PALEMBANG, SUARAPUBLIK.ID – Perselisihan terkait uang sebesar Rp500 ribu yang semula diperuntukkan untuk biaya servis sepeda motor berujung dugaan tindak penganiayaan. Seorang wanita berinisial MT (26) mengaku menjadi korban kekerasan yang diduga dilakukan oleh kekasihnya di sebuah kamar kos di kawasan Jalan Tombak, Kecamatan Kemuning, Palembang, Selasa (7/7/2026) sekitar pukul 12.00 WIB.
Akibat kejadian tersebut, korban mendatangi Sentra Pelayanan Kepolisian Terpadu (SPKT) Polrestabes Palembang, Rabu (8/7/2026) pagi, untuk membuat laporan polisi.
Di hadapan petugas, MT menuturkan, peristiwa bermula saat terlapor menitipkan uang Rp500 ribu untuk biaya servis sepeda motor. Korban mengaku sempat berjanji akan menambahkan uang tersebut agar biaya servis mencukupi.

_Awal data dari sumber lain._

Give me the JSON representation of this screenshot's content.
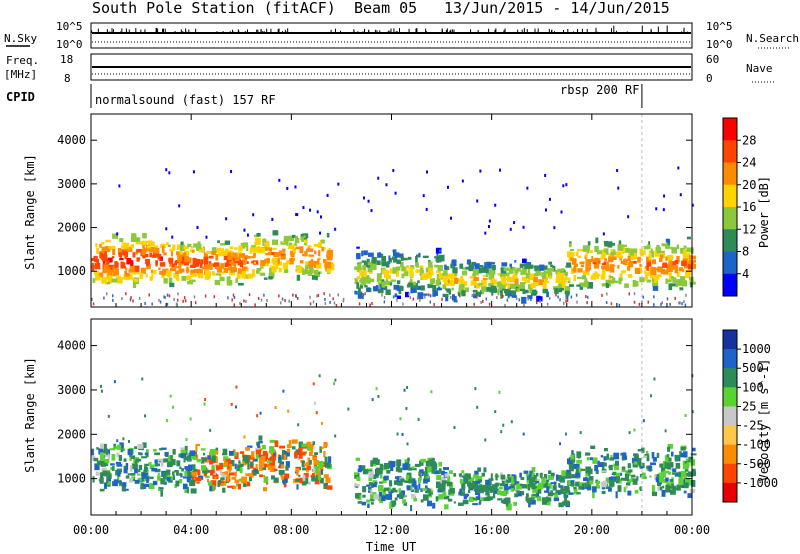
{
  "header": {
    "title": "South Pole Station (fitACF)",
    "beam": "Beam 05",
    "dates": "13/Jun/2015 - 14/Jun/2015"
  },
  "sky_panel": {
    "left_label": "N.Sky",
    "left_ticks": [
      "10^5",
      "10^0"
    ],
    "right_label": "N.Search",
    "right_ticks": [
      "10^5",
      "10^0"
    ]
  },
  "freq_panel": {
    "left_label_1": "Freq.",
    "left_label_2": "[MHz]",
    "left_ticks": [
      "18",
      "8"
    ],
    "right_label": "Nave",
    "right_ticks": [
      "60",
      "0"
    ]
  },
  "cpid": {
    "label": "CPID",
    "mode_1": "normalsound (fast) 157 RF",
    "mode_2": "rbsp 200 RF",
    "switch_hour": 22
  },
  "power_panel": {
    "ylabel": "Slant Range [km]",
    "yticks": [
      "4000",
      "3000",
      "2000",
      "1000"
    ],
    "cbar_label": "Power [dB]",
    "cbar_ticks": [
      "28",
      "24",
      "20",
      "16",
      "12",
      "8",
      "4"
    ],
    "cbar_colors": [
      "#ff0000",
      "#ff4500",
      "#ff8c00",
      "#ffd200",
      "#8cc83c",
      "#2e8b57",
      "#1e64c8",
      "#0000ff"
    ]
  },
  "velocity_panel": {
    "ylabel": "Slant Range [km]",
    "yticks": [
      "4000",
      "3000",
      "2000",
      "1000"
    ],
    "cbar_label": "Velocity [m s^-1]",
    "cbar_ticks": [
      "1000",
      "500",
      "100",
      "25",
      "-25",
      "-100",
      "-500",
      "-1000"
    ],
    "cbar_colors": [
      "#1432a0",
      "#1e64c8",
      "#2e8b57",
      "#5ad232",
      "#c8c8c8",
      "#ffc84b",
      "#ff8c00",
      "#ff4500",
      "#e60000"
    ]
  },
  "x_axis": {
    "label": "Time UT",
    "ticks": [
      "00:00",
      "04:00",
      "08:00",
      "12:00",
      "16:00",
      "20:00",
      "00:00"
    ]
  },
  "chart_data": {
    "type": "heatmap",
    "x_range_hours": [
      0,
      24
    ],
    "y_range_km": [
      180,
      4600
    ],
    "power_echo_bands": [
      {
        "t0": 0.0,
        "t1": 3.0,
        "r0": 700,
        "r1": 1900,
        "core_db": 28
      },
      {
        "t0": 3.0,
        "t1": 6.5,
        "r0": 700,
        "r1": 1800,
        "core_db": 26
      },
      {
        "t0": 6.5,
        "t1": 9.5,
        "r0": 800,
        "r1": 2000,
        "core_db": 24
      },
      {
        "t0": 10.5,
        "t1": 14.0,
        "r0": 400,
        "r1": 1600,
        "core_db": 18
      },
      {
        "t0": 14.0,
        "t1": 19.0,
        "r0": 400,
        "r1": 1300,
        "core_db": 20
      },
      {
        "t0": 19.0,
        "t1": 24.0,
        "r0": 600,
        "r1": 1800,
        "core_db": 24
      }
    ]
  }
}
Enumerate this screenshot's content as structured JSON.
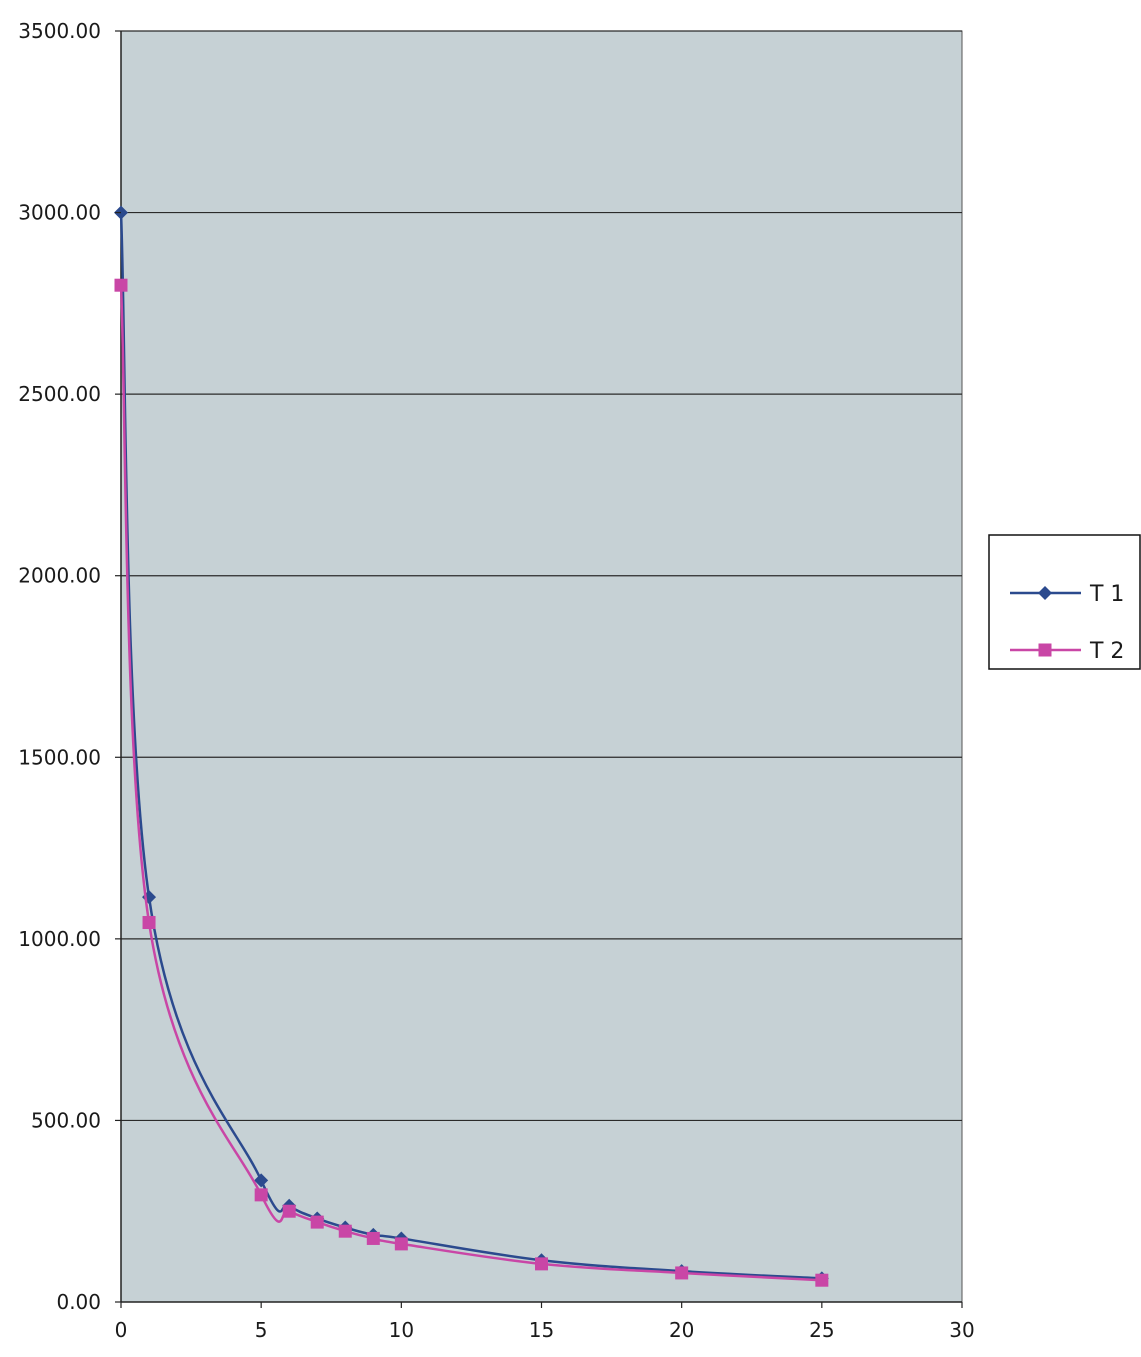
{
  "chart_data": {
    "type": "line",
    "title": "",
    "xlabel": "",
    "ylabel": "",
    "xlim": [
      0,
      30
    ],
    "ylim": [
      0,
      3500
    ],
    "x_ticks": [
      "0",
      "5",
      "10",
      "15",
      "20",
      "25",
      "30"
    ],
    "x_tick_values": [
      0,
      5,
      10,
      15,
      20,
      25,
      30
    ],
    "y_ticks": [
      "0.00",
      "500.00",
      "1000.00",
      "1500.00",
      "2000.00",
      "2500.00",
      "3000.00",
      "3500.00"
    ],
    "y_tick_values": [
      0,
      500,
      1000,
      1500,
      2000,
      2500,
      3000,
      3500
    ],
    "grid": "horizontal",
    "legend_position": "right",
    "plot_background": "#c6d1d5",
    "series": [
      {
        "name": "T 1",
        "color": "#2b4a8e",
        "marker": "diamond",
        "x": [
          0,
          1,
          5,
          6,
          7,
          8,
          9,
          10,
          15,
          20,
          25
        ],
        "y": [
          3000,
          1115,
          335,
          265,
          230,
          205,
          185,
          175,
          115,
          85,
          65
        ]
      },
      {
        "name": "T 2",
        "color": "#c946a6",
        "marker": "square",
        "x": [
          0,
          1,
          5,
          6,
          7,
          8,
          9,
          10,
          15,
          20,
          25
        ],
        "y": [
          2800,
          1045,
          295,
          250,
          220,
          195,
          175,
          160,
          105,
          80,
          60
        ]
      }
    ]
  }
}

“Awalnya terlapor menitipkan uang Rp500 ribu untuk servis motor. Saya juga berjanji akan menambahkan uang tersebut untuk biaya servis. Namun saat dia meminta uang itu kembali, kami justru bertengkar hingga berakhir dengan kekerasan,” ujar korban.
Korban mengaku, pertengkaran yang semakin memanas membuat terlapor menarik dirinya masuk ke dalam kamar kos. Di lokasi itu, korban diduga dipukul, ditampar, dan didorong hingga tubuhnya membentur dinding.
Akibat dugaan penganiayaan tersebut, korban mengalami luka robek pada bibir, memar di pelipis kanan, hidung dan dahi, serta luka gores di lengan kiri.
“Karena itu saya melapor ke polisi dan berharap pelaku segera ditangkap serta diproses sesuai hukum yang berlaku,” harap korban.
Sementara itu, Perwira Pengawas SPKT Polrestabes Palembang, Ipda Tamia Ramadhany, membenarkan pihaknya telah menerima laporan dugaan penganiayaan tersebut.
“Laporan korban sudah kami terima dan selanjutnya akan dilimpahkan ke Unit Perlindungan Perempuan dan Anak (PPA) Satreskrim Polrestabes Palembang untuk ditindaklanjuti melalui penyelidikan,” katanya.